KontanKontan

Simak Prediksi Pergerakan IHSG untuk Pekan Depan

Indeks Harga Saham Gabungan (IHSG) memang menguat 0,53% ke level 7.082,181 pada Jumat (18/11). Namun dalam sepekan, IHSG terpangkas 0,10%.

Terdapat sejumlah sentimen yang mempengaruhi pasar sepanjang pekan ini. Senior Investment Mirae Asset Sekuritas Indonesia Muhammad Nafan Aji Gusta Utama menilai, IHSG dalam sepekan lebih dipengaruhi oleh sentimen eksternal.

Salah satunya yakni pernyataan pejabat Bank Sentral Amerika Serikat (AS), Federal Reserve, yang menyatakan bahwa The Fed perlu menerapkan pengetatan kebijakan moneter lebih lanjut dalam rangka menekan angka inflasi di Negeri Paman Sam tersebut.

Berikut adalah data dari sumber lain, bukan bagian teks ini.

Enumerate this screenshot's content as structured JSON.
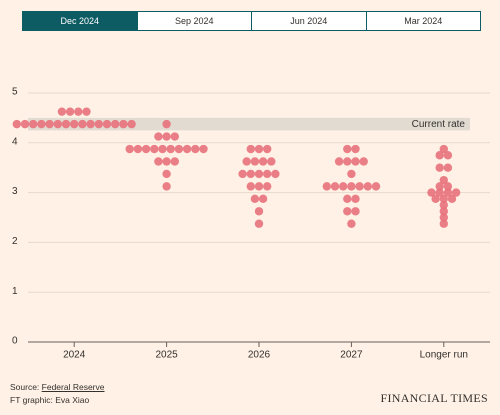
{
  "chart_data": {
    "type": "dotplot",
    "tabs": [
      "Dec 2024",
      "Sep 2024",
      "Jun 2024",
      "Mar 2024"
    ],
    "active_tab": 0,
    "categories": [
      "2024",
      "2025",
      "2026",
      "2027",
      "Longer run"
    ],
    "dots": [
      [
        4.625,
        4.625,
        4.625,
        4.625,
        4.375,
        4.375,
        4.375,
        4.375,
        4.375,
        4.375,
        4.375,
        4.375,
        4.375,
        4.375,
        4.375,
        4.375,
        4.375,
        4.375,
        4.375
      ],
      [
        4.375,
        4.125,
        4.125,
        4.125,
        3.875,
        3.875,
        3.875,
        3.875,
        3.875,
        3.875,
        3.875,
        3.875,
        3.875,
        3.875,
        3.625,
        3.625,
        3.625,
        3.375,
        3.125
      ],
      [
        3.875,
        3.875,
        3.875,
        3.625,
        3.625,
        3.625,
        3.625,
        3.375,
        3.375,
        3.375,
        3.375,
        3.375,
        3.125,
        3.125,
        3.125,
        2.875,
        2.875,
        2.625,
        2.375
      ],
      [
        3.875,
        3.875,
        3.625,
        3.625,
        3.625,
        3.625,
        3.375,
        3.125,
        3.125,
        3.125,
        3.125,
        3.125,
        3.125,
        3.125,
        2.875,
        2.875,
        2.625,
        2.625,
        2.375
      ],
      [
        3.875,
        3.75,
        3.75,
        3.5,
        3.5,
        3.25,
        3.125,
        3.125,
        3.0,
        3.0,
        3.0,
        3.0,
        2.875,
        2.875,
        2.875,
        2.75,
        2.625,
        2.5,
        2.375
      ]
    ],
    "dot_color": "#e8717b",
    "violin_color": "#d4d0cd",
    "current_rate": {
      "label": "Current rate",
      "range": [
        4.25,
        4.5
      ],
      "color": "#e2dbd2"
    },
    "ylim": [
      0,
      5
    ],
    "yticks": [
      0,
      1,
      2,
      3,
      4,
      5
    ],
    "grid": true,
    "source": {
      "prefix": "Source: ",
      "link": "Federal Reserve"
    },
    "credit": "FT graphic: Eva Xiao",
    "brand": "FINANCIAL TIMES"
  }
}
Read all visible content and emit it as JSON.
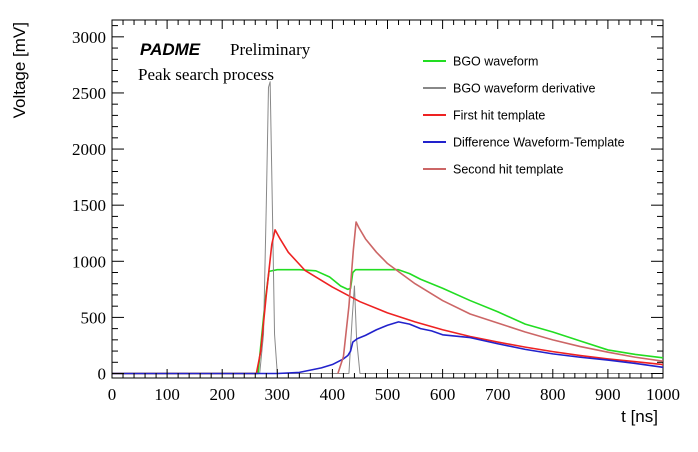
{
  "chart_data": {
    "type": "line",
    "xlabel": "t [ns]",
    "ylabel": "Voltage [mV]",
    "xlim": [
      0,
      1000
    ],
    "ylim": [
      -40,
      3150
    ],
    "x_ticks": [
      0,
      100,
      200,
      300,
      400,
      500,
      600,
      700,
      800,
      900,
      1000
    ],
    "y_ticks": [
      0,
      500,
      1000,
      1500,
      2000,
      2500,
      3000
    ],
    "grid": false,
    "legend_position": "top-right",
    "annotations": {
      "brand": "PADME",
      "status": "Preliminary",
      "subtitle": "Peak search process"
    },
    "series": [
      {
        "name": "BGO waveform",
        "color": "#22dd22",
        "points": [
          [
            0,
            0
          ],
          [
            265,
            0
          ],
          [
            270,
            250
          ],
          [
            278,
            650
          ],
          [
            285,
            910
          ],
          [
            300,
            925
          ],
          [
            340,
            925
          ],
          [
            370,
            915
          ],
          [
            395,
            860
          ],
          [
            415,
            780
          ],
          [
            428,
            750
          ],
          [
            433,
            760
          ],
          [
            437,
            900
          ],
          [
            442,
            925
          ],
          [
            520,
            925
          ],
          [
            540,
            890
          ],
          [
            560,
            840
          ],
          [
            600,
            760
          ],
          [
            650,
            650
          ],
          [
            700,
            550
          ],
          [
            750,
            440
          ],
          [
            800,
            370
          ],
          [
            850,
            290
          ],
          [
            900,
            210
          ],
          [
            950,
            170
          ],
          [
            1000,
            140
          ]
        ]
      },
      {
        "name": "BGO waveform derivative",
        "color": "#888888",
        "points": [
          [
            0,
            0
          ],
          [
            268,
            0
          ],
          [
            275,
            350
          ],
          [
            280,
            1500
          ],
          [
            284,
            2550
          ],
          [
            287,
            2600
          ],
          [
            291,
            1500
          ],
          [
            295,
            350
          ],
          [
            300,
            0
          ],
          [
            430,
            0
          ],
          [
            436,
            500
          ],
          [
            440,
            780
          ],
          [
            444,
            300
          ],
          [
            450,
            0
          ],
          [
            1000,
            0
          ]
        ]
      },
      {
        "name": "First hit template",
        "color": "#ee2222",
        "points": [
          [
            0,
            0
          ],
          [
            262,
            0
          ],
          [
            270,
            200
          ],
          [
            280,
            700
          ],
          [
            290,
            1150
          ],
          [
            296,
            1280
          ],
          [
            305,
            1200
          ],
          [
            320,
            1080
          ],
          [
            350,
            920
          ],
          [
            400,
            770
          ],
          [
            450,
            640
          ],
          [
            500,
            540
          ],
          [
            550,
            460
          ],
          [
            600,
            390
          ],
          [
            650,
            330
          ],
          [
            700,
            280
          ],
          [
            750,
            235
          ],
          [
            800,
            195
          ],
          [
            850,
            160
          ],
          [
            900,
            130
          ],
          [
            950,
            105
          ],
          [
            1000,
            80
          ]
        ]
      },
      {
        "name": "Difference Waveform-Template",
        "color": "#2222cc",
        "points": [
          [
            0,
            0
          ],
          [
            300,
            0
          ],
          [
            340,
            10
          ],
          [
            360,
            30
          ],
          [
            380,
            50
          ],
          [
            400,
            80
          ],
          [
            420,
            130
          ],
          [
            428,
            160
          ],
          [
            433,
            200
          ],
          [
            437,
            280
          ],
          [
            445,
            310
          ],
          [
            460,
            340
          ],
          [
            480,
            390
          ],
          [
            500,
            430
          ],
          [
            520,
            460
          ],
          [
            540,
            440
          ],
          [
            560,
            400
          ],
          [
            580,
            380
          ],
          [
            600,
            345
          ],
          [
            650,
            320
          ],
          [
            700,
            265
          ],
          [
            750,
            215
          ],
          [
            800,
            175
          ],
          [
            850,
            145
          ],
          [
            900,
            120
          ],
          [
            950,
            90
          ],
          [
            1000,
            55
          ]
        ]
      },
      {
        "name": "Second hit template",
        "color": "#cc6666",
        "points": [
          [
            410,
            0
          ],
          [
            420,
            150
          ],
          [
            430,
            600
          ],
          [
            438,
            1100
          ],
          [
            443,
            1350
          ],
          [
            448,
            1300
          ],
          [
            460,
            1200
          ],
          [
            480,
            1080
          ],
          [
            500,
            980
          ],
          [
            550,
            800
          ],
          [
            600,
            650
          ],
          [
            650,
            530
          ],
          [
            700,
            450
          ],
          [
            750,
            370
          ],
          [
            800,
            300
          ],
          [
            850,
            240
          ],
          [
            900,
            190
          ],
          [
            950,
            145
          ],
          [
            1000,
            110
          ]
        ]
      }
    ]
  }
}
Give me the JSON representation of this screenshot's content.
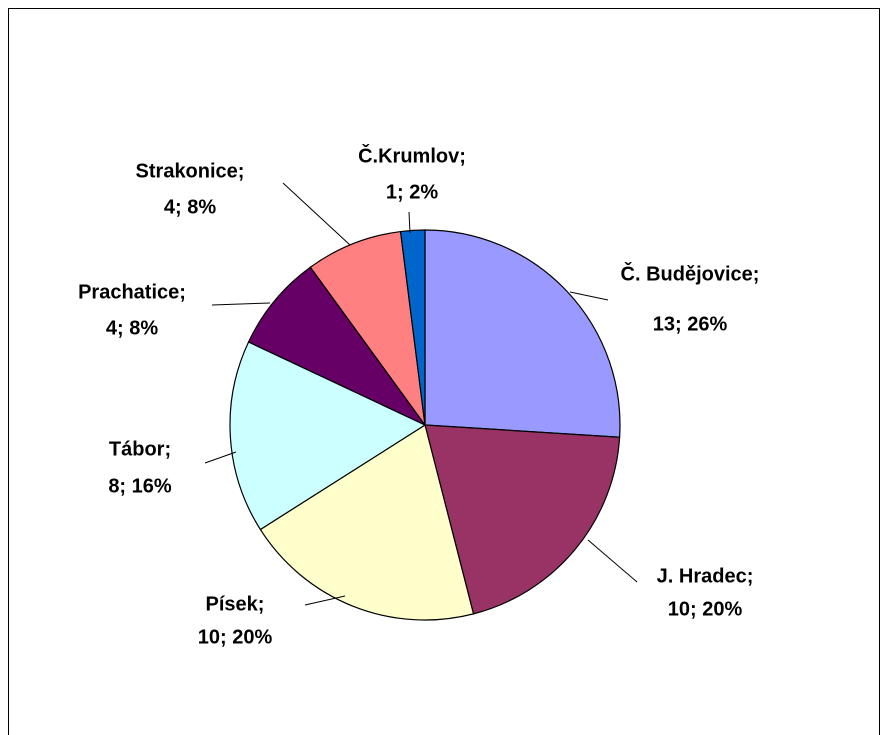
{
  "chart_data": {
    "type": "pie",
    "categories": [
      "Č. Budějovice;",
      "J. Hradec;",
      "Písek;",
      "Tábor;",
      "Prachatice;",
      "Strakonice;",
      "Č.Krumlov;"
    ],
    "values": [
      13,
      10,
      10,
      8,
      4,
      4,
      1
    ],
    "value_labels": [
      "13; 26%",
      "10; 20%",
      "10; 20%",
      "8; 16%",
      "4; 8%",
      "4; 8%",
      "1; 2%"
    ],
    "colors": [
      "#9999ff",
      "#993366",
      "#ffffcc",
      "#ccffff",
      "#660066",
      "#ff8080",
      "#0066cc"
    ]
  }
}
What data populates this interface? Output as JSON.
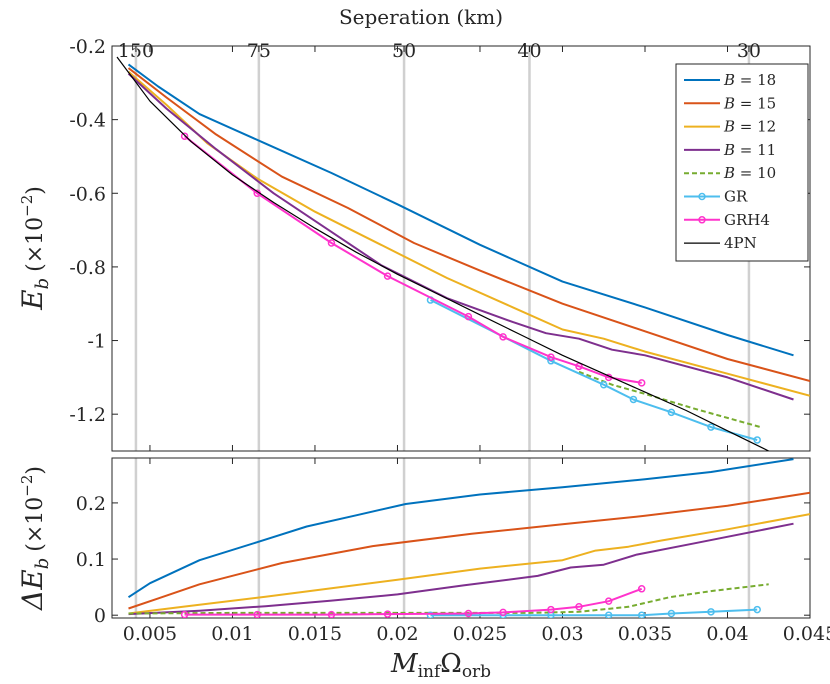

Faktor geopolitik di Eropa bagian Timur juga turut mempengaruhi bursa dalam sepekan. “Ini menambah kekhawatiran bagi pelaku pasar bahwasanya skala perangnya akan semakin luas. Tetapi untungnya tidak terjadi skala konflik yang lebih luas,” kata Nafan kepada Kontan.co.id, Jumat (18/11).

Data-data yang rilis pekan ini seperti industrial production hingga neraca perdagangan Indonesia yang mengalami surplus selama 30 bulan berturut-turut juga mempengaruhi pasar saham.

Selain itu, pasar juga mencermati dinamika pertemuan kelompok G20 yang baru saja dihelat di Bali. Bukan hanya mempertemukan 20 pimpinan negara, forum G20 juga menjadi wadah pertemuan bilateral penting seperti pertemuan Joe Biden dengan Xi Jin Ping.

“Sejauh ini pasar mengapresiasi keberhasilan Indonesia sebagai penyelenggara dan presidensi, yang menjadi katalis positif tambahan,” kata Nafan.

Di sisi lain, Analis Binaartha Sekuritas Ivan Rosanova menilai, baik sentimen positif maupun negatif sepekan ini nampaknya tidak ada yang mendominasi bursa. Hal ini tercermin dari pergerakan koreksi IHSG yang melandai dan membentuk bullish flag pattern.

“Artinya, pekan depan secara teknikal IHSG masih ada peluang melanjutkan penguatan sebelumnya apabila pola tersebut belum dipatahkan ke bawah,” kata Ivan.

Proyeksi dia, dalam sepekan ke depan, IHSG diperkirakan bergerak pada rentang 7.000-7.135.

Menurut Nafan, pekan depan pelaku pasar akan menaruh perhatian kepada pertemuan FOMC. Hal ini menjadi petunjuk bagi pasar terkait arah kebijakan suku bunga. Dari dalam negeri, kondisi fundamental ekonomi yang masih solid menjadi sentimen bagi bursa saham.